Zuckerberg and Chan introduced the new president of Chan-Zuckerberg Science, Dr. Cori Bargmann and made public they will give her $3 billion to fund efforts to cure all disease by 2100. From San Francisco, Cori Bargmann was introduced as one of the most respected scientists of the world and a “legitimate rock star.”
“Great efforts take great leaders, and today we are pleased to welcome Cori Bargmann,” said Chan at Wednesday’s conference.
Bargmann has a bachelor’s degree in biochemistry from the University of Georgia and a Ph.D. in cancer biology from the Massachusetts Institute of Technology (MIT). Bargmann has focused her research on Caenorhabditis Elegans, which is a tiny, deaf and blind roundworm with just 302. Studying the worm Bargmann has been able to study how genes, the environment, and experiences interact to create animal’s behavior, including humans.
The $3 billion are meant to fund different projects for the Chan-Zuckerberg Initiative, which includes creating a cell atlas to then discovered which cells cause certain diseases.
Bargmann explained that the Chan-Zuckerberg science plan is to develop the technologies to make a reality the cell book. The Initiative aims to identify every cell type in the human body, their location, their numbers and their molecular components.
She compares this project to the Human Genome Project in which scientists from around the globe mapped the genetic blueprint that creates human beings.

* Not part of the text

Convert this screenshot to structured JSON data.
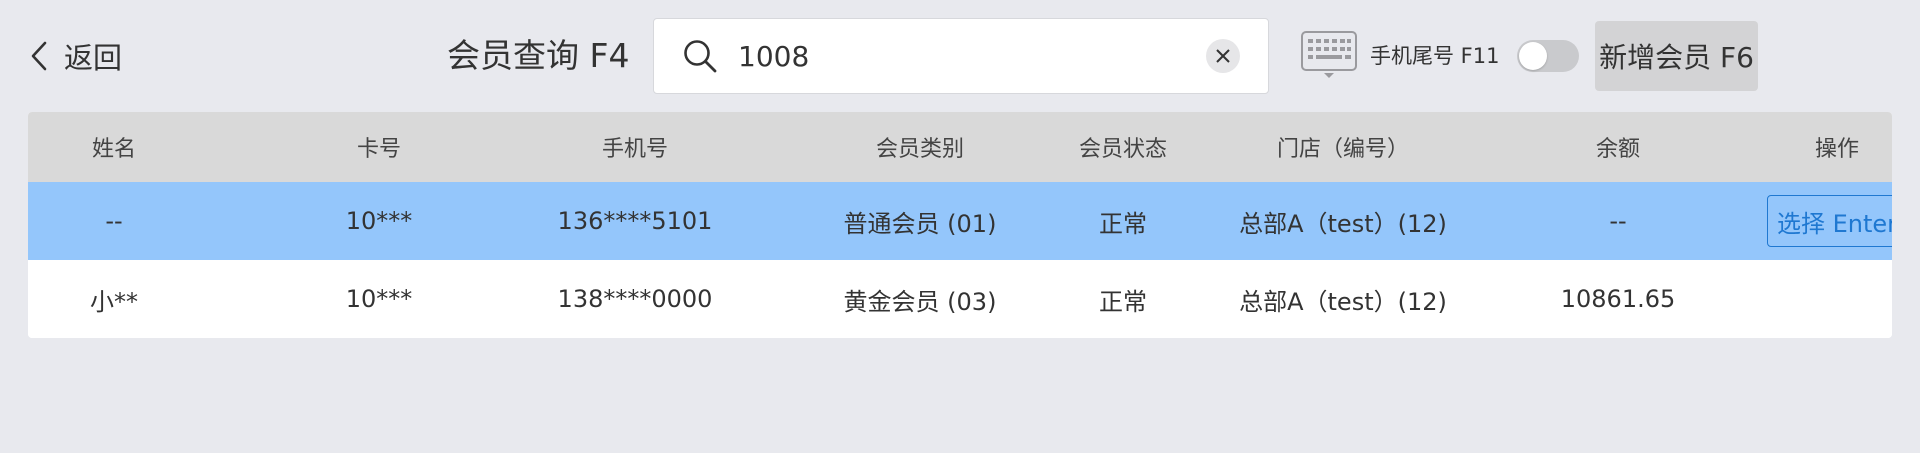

Bargmann said that just like in the Human Genome Project, the cell atlas would require a significant number of partners from different organizations, multiple countries, and extensive collaboration.
The University of California, San Francisco, Stanford, and the University of California are already part of the project.

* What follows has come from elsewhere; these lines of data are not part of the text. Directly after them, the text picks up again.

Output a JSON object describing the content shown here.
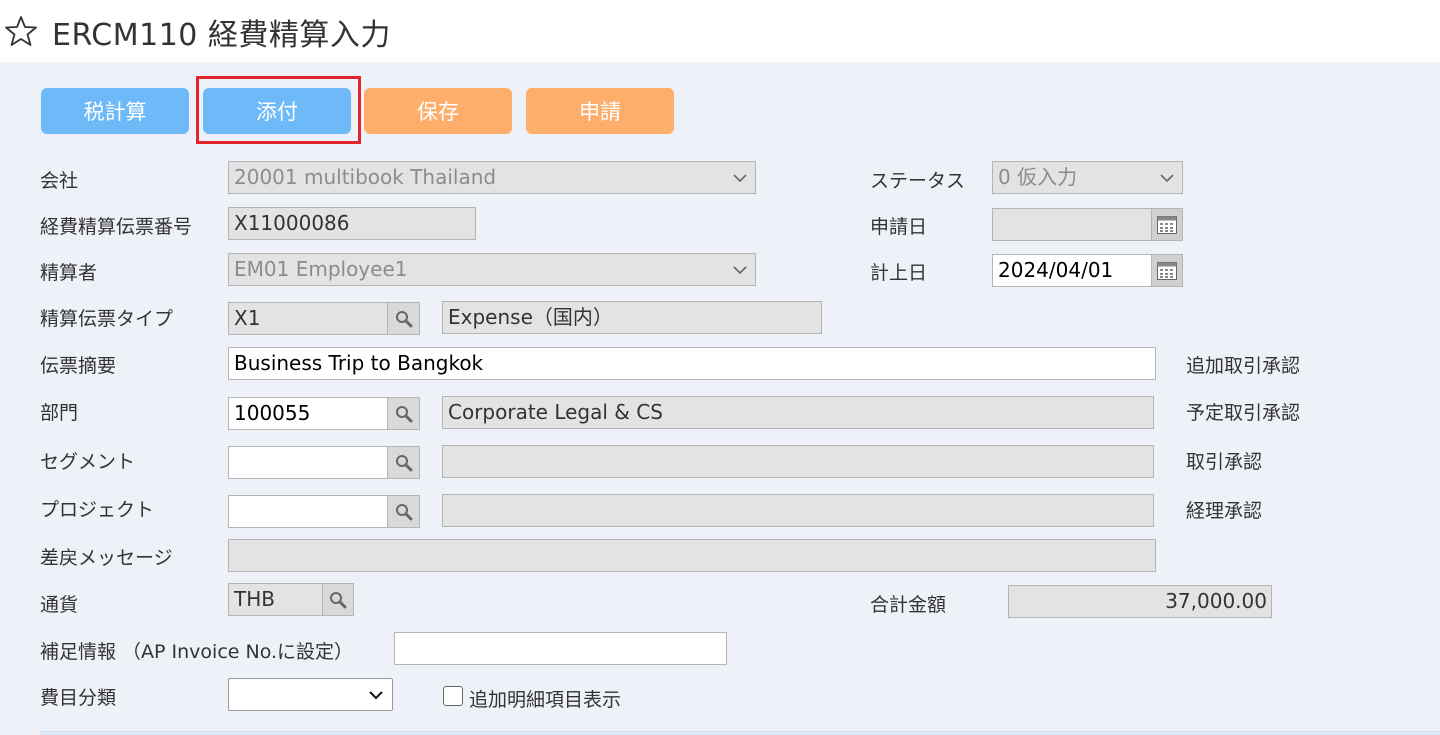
{
  "header": {
    "title": "ERCM110 経費精算入力",
    "star_icon": "star-outline-icon"
  },
  "toolbar": {
    "tax_calc_label": "税計算",
    "attach_label": "添付",
    "save_label": "保存",
    "apply_label": "申請",
    "colors": {
      "blue": "#6eb9f8",
      "orange": "#fdae6b",
      "highlight": "#e3262e"
    }
  },
  "form": {
    "company": {
      "label": "会社",
      "value": "20001 multibook Thailand"
    },
    "status": {
      "label": "ステータス",
      "value": "0 仮入力"
    },
    "voucher_no": {
      "label": "経費精算伝票番号",
      "value": "X11000086"
    },
    "apply_date": {
      "label": "申請日",
      "value": ""
    },
    "settler": {
      "label": "精算者",
      "value": "EM01 Employee1"
    },
    "posting_date": {
      "label": "計上日",
      "value": "2024/04/01"
    },
    "voucher_type": {
      "label": "精算伝票タイプ",
      "code": "X1",
      "name": "Expense（国内）"
    },
    "summary": {
      "label": "伝票摘要",
      "value": "Business Trip to  Bangkok"
    },
    "department": {
      "label": "部門",
      "code": "100055",
      "name": "Corporate Legal & CS"
    },
    "segment": {
      "label": "セグメント",
      "code": "",
      "name": ""
    },
    "project": {
      "label": "プロジェクト",
      "code": "",
      "name": ""
    },
    "return_message": {
      "label": "差戻メッセージ",
      "value": ""
    },
    "currency": {
      "label": "通貨",
      "code": "THB"
    },
    "total_amount": {
      "label": "合計金額",
      "value": "37,000.00"
    },
    "supplement": {
      "label": "補足情報 （AP Invoice No.に設定）",
      "value": ""
    },
    "expense_category": {
      "label": "費目分類",
      "value": ""
    },
    "show_extra_details": {
      "label": "追加明細項目表示",
      "checked": false
    }
  },
  "approvals": {
    "additional": "追加取引承認",
    "scheduled": "予定取引承認",
    "transaction": "取引承認",
    "accounting": "経理承認"
  }
}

According to the new President of Chan-Zuckerberg Science, collaboration and technology are essential in solving several problems for the next generation. Bargmann´s view is shared by both Chan and Zuckerberg since the couple also believes technology and networking are keys to innovation.

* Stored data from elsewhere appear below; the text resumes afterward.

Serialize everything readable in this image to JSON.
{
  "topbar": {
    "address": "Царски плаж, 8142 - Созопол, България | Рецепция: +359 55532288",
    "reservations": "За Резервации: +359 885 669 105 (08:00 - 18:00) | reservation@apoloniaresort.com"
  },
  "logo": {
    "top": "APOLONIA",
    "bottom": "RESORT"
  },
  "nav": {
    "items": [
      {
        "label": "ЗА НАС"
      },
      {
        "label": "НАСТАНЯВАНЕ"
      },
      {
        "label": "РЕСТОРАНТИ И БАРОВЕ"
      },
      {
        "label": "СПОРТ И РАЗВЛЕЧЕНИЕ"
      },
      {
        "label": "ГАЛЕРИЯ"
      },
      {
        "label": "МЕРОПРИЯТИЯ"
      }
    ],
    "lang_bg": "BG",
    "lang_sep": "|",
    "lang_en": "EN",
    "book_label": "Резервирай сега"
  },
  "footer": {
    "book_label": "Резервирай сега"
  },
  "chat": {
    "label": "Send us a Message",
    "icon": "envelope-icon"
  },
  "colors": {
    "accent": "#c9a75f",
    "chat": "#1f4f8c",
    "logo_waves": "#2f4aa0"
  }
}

About 80 years will pass before the world can see what the $3 billion are going to accomplish
Bargmann job is to create and strategy and shape bonds from academia, biotech, and engineering, because, as Bargmann herself said, the cell Atlas is an engineering problem.
The president of Chan-Zuckerberg science will have to work in close collaboration with Chan-Zuckerberg Initiative’s science board to fulfill the foundation’s goals: to“cure, prevent and manage all major diseases by the end of the century.”
Bargmann explained why it would take so much time to find what causes all the main disease in human and for doing so, she used an example: The study of viruses.
The neuroscientists stated that between the 1970s and 1980s, scientists focus on studying viruses and how they infected human cells and animals. They concentrated on how the virus caused the disease.
Cori Bargmann continued and narrated that the first retrovirus ever studied was the rous sarcoma, a virus that only affected chickens. It is natural to think that rous sarcoma has nothing to do with humans, but when AIDS was first identified, which is also a retrovirus, the studies regarding rous sarcoma allowed a rapid progress in developing treatments for the disease.
Studying all cells and making an atlas will take time, but Bargmann hopes her research will serve as a foundation for understanding some of the main issues of science.
Dr. Cori Bargmann teaches and leads a prestigious lab at Rockefeller and recently co-chaired the National Institutes of Health committee that is behind the Brain Research through Advancing Innovate Neurotechnologies (BRAIN) Initiative.